Aus der Pandemie einen Lerneffekt für die Zukunft ziehen

Zum Standpunkt "Die Bürokratie ist das Problem" (12.3.):

Das Stimmungsbild „der Menschen“  zu Maßnahmen der Pandemie, insbesondere den  fehlenden Impfdosen, wird eingangs zutreffend beschrieben: die Enttäuschung sei inzwischen der Verbitterung gewichen. Und am Ende dieses Kommentars wird  die wohlfeile  Lösung gleich mitgeliefert: Die Bürokratie müsse gelockert und auf das Wichtige und Unverzichtbare begrenzt werden.

Der Autor lässt dabei außen vor, dass wir genau die Bürokartie - wie übrigens auch die Politk(er) – haben, die wir fordern bzw. wählen und damit auch „verdienen“. Was wir aber in Phasen des Schönwetters durchaus auch als Verlässlich-, Kontrollierbar- sowie Berechenbarkeit schätzen, ist in Krisenzeiten nicht selten kontraproduktiv: da sind schnelle Entscheidungen gefordert, deren Chancen und Risiken noch nicht zur Gänze (manchmal kaum ansatzweise) absehbar sind. Und die erfordern gegenwärtig das Rückgrat von den Entscheidungsträgern der Exekutive, sich in der Krise auch über Normen hinwegzusetzen, die nicht (mehr) zielführend sind und gleichermaßen das Risiko des Scheiterns – auch verbunden mit möglichen persönlichen Konsenquenzen - nicht ausschließen können.

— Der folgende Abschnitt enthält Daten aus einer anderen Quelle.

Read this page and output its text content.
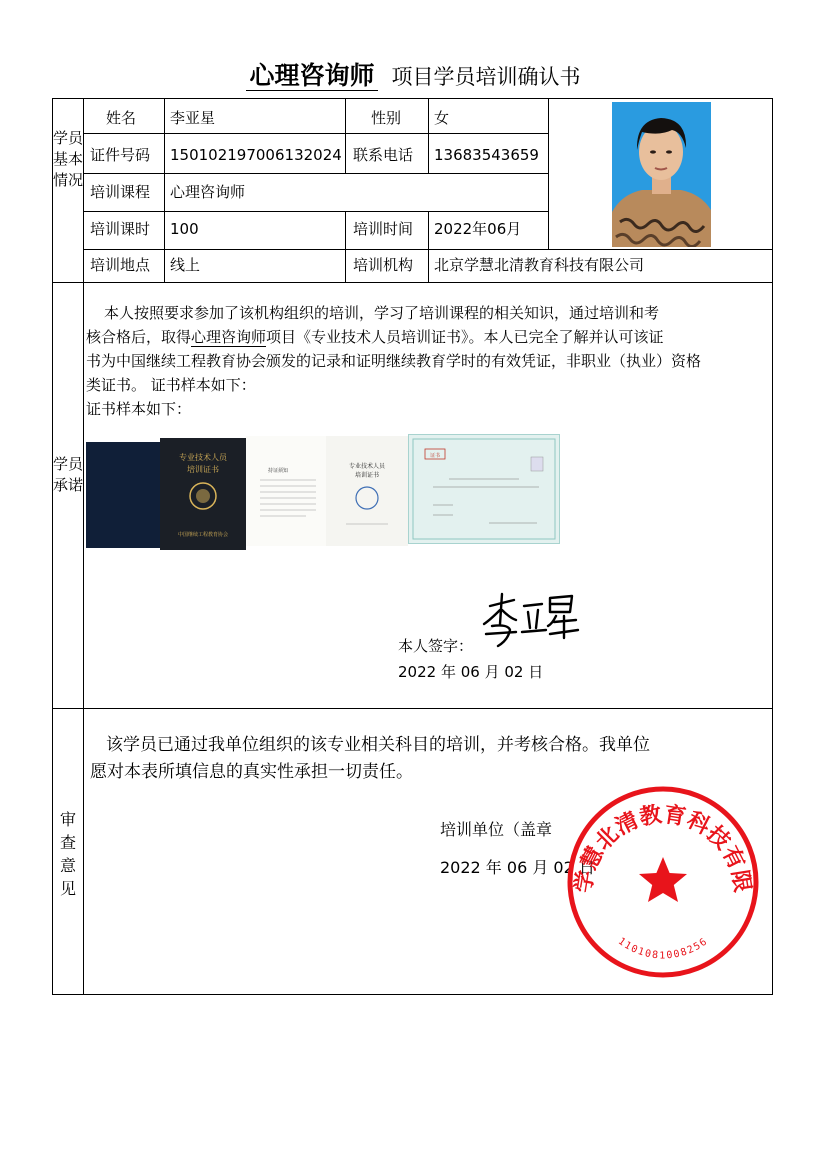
心理咨询师 项目学员培训确认书
学员基本情况
学员承诺
审查意见
姓名 李亚星	性别 女
证件号码 150102197006132024 联系电话 13683543659
培训课程 心理咨询师
培训课时 100	培训时间 2022年06月
培训地点 线上	培训机构 北京学慧北清教育科技有限公司
本人按照要求参加了该机构组织的培训，学习了培训课程的相关知识，通过培训和考
核合格后，取得心理咨询师项目《专业技术人员培训证书》。本人已完全了解并认可该证
书为中国继续工程教育协会颁发的记录和证明继续教育学时的有效凭证，非职业（执业）资格
类证书。 证书样本如下：
证书样本如下：
专业技术人员
培训证书
中国继续工程教育协会
持证须知
专业技术人员
培训证书
证书
本人签字：
2022 年 06 月 02 日
该学员已通过我单位组织的该专业相关科目的培训，并考核合格。我单位
愿对本表所填信息的真实性承担一切责任。
培训单位（盖章
2022 年 06 月 02 日
学慧北清教育科技有限
1101081008256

 Das „Pareto-Prinzip“ (vereinfacht: mit 20 Prozent des Aufwands lässt sich ein Effekt von 80 % erreichen, und jeder weitere Prozentpunkt in Richtung imaginärer Pefektion von 100 % erfordert einen unverhältnismäßig hohen Einsatz) wenden wir erfolgreich im Wirtschafts- wie übrigens auch Privatleben tagtäglich an. Paradoxerweise fehlt uns bei Staat und Verwaltung die Akzeptanz, diese Unschärfe im Spannungsfeld zwischen Aufwand und Ertrag zu akzeptieren. Insbesondere unter den Gesichtspunkten von Gerechtigkeit und Transparenz soll diese Haltung hier aber keineswegs kritisiert werden.

 Grundsätzlich erscheint es nämlich legitim, an die öffentlich-rechtlichen Institutionen höhere moralische Anforderungen zu stellen. Schließlich sind damit nicht selten Entscheidungen über unsere verbrieften Grundrechte und existenzielle Daseinsvorsorge verbunden, häufig geht es aber auch schlicht und ergreifend „nur“ um den regelgerechten, wirtschaftlichen Einsatz von Steuermitteln. 

Letztendlich lässt sich dieses Dilemma auf die Frage reduzieren, ob und inswieweit wir in Krisensituationen von diesen berechtigten Ansprüchen zu Gunsten von Gefahrenabwehr, Handlungschnelligkeit und Effizienz Abstand nehmen müssen. Eine Lösung dieses Zielkonflikts bedürfte jedoch eines breiten gesellschaftlichen Konsenses, der jedenfalls als ein Lerneffekt aus dieser krisenhaften Pandemie für die Zukunft zu ziehen wäre.

 Eines geht jedoch keinesfalls: eine imaginäre „Bürokratie“ pauschal an den Pranger zu stellen. Statt dessen wären konkrete Kriterien einer Krise  beschreiben, diese gegebenenfalls auch parlamentarisch legitmiert auszurufen und damit konkrete und befristete Ausnahmen (von im Regelfall bewährten) Spielregeln zu verbinden. Ansonsten müssen solche floskelhaften Forderungen nach der Reduzierung der Bürokratie - frei nach dem Prinzip: „Wasch mir den Pelz, aber mach mich bitte nicht nass!“  - folgenlos verpuffen.